CHICAGO — Get ready to do a double take if you pass by Epco Machinery LLC's stand (Booth S1459), where the firm is showing a 1973 Van Dorn injection press, one side oil-stained and ugly, the other side fully remanufactured and looking brand-new.
"I've always wanted to do this," Epco President Steve Schroeder said at a June 18 news conference, as employees pulled back a silver tarp to reveal the new old machine. "I drew a line right down the middle and everything on the other side is remanufactured."
At the show, the beat-up side faces the aisle, relay switches and all. The new side faces the back of the booth. Not the type of machine you normally see at a trade show, but Schroeder was aiming for pure shock value.

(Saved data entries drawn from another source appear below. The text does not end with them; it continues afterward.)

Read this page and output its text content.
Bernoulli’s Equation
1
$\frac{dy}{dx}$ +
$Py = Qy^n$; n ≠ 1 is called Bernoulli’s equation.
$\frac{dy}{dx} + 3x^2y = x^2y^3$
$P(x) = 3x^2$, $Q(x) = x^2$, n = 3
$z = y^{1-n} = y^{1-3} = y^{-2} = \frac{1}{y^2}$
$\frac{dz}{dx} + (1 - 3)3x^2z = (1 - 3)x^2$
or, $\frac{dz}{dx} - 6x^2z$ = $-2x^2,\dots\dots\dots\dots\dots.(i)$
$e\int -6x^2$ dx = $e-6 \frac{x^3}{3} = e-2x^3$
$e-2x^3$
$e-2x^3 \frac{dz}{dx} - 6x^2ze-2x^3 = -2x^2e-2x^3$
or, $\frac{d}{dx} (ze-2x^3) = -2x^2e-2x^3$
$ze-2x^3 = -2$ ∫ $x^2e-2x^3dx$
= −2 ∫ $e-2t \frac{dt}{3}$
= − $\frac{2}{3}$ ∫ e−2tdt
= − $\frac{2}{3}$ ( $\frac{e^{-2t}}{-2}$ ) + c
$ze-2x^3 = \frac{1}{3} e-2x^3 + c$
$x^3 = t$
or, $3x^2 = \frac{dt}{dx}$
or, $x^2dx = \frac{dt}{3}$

"If I just [remanufactured] the front of the machine, everybody would say, `Oh, nice machine' and keep on walking. I want people to say `What the hell was that?'|" he said.
Once visitors step inside Epco's booth, they will see old and remanufactured components side by side. Epco also is introducing its E-500 machine control system, designed by Allen-Bradley as an inexpensive replacement of older controllers and relay switches. Epco is marketing the E series to owners of injection molding and blow molding machines.
At the news conference, Schroeder said the firm's service business segment — including controller retrofits, parts and service, and ANSI-151 safety standard audits — are growing much faster than its core business of machine remanufacturing.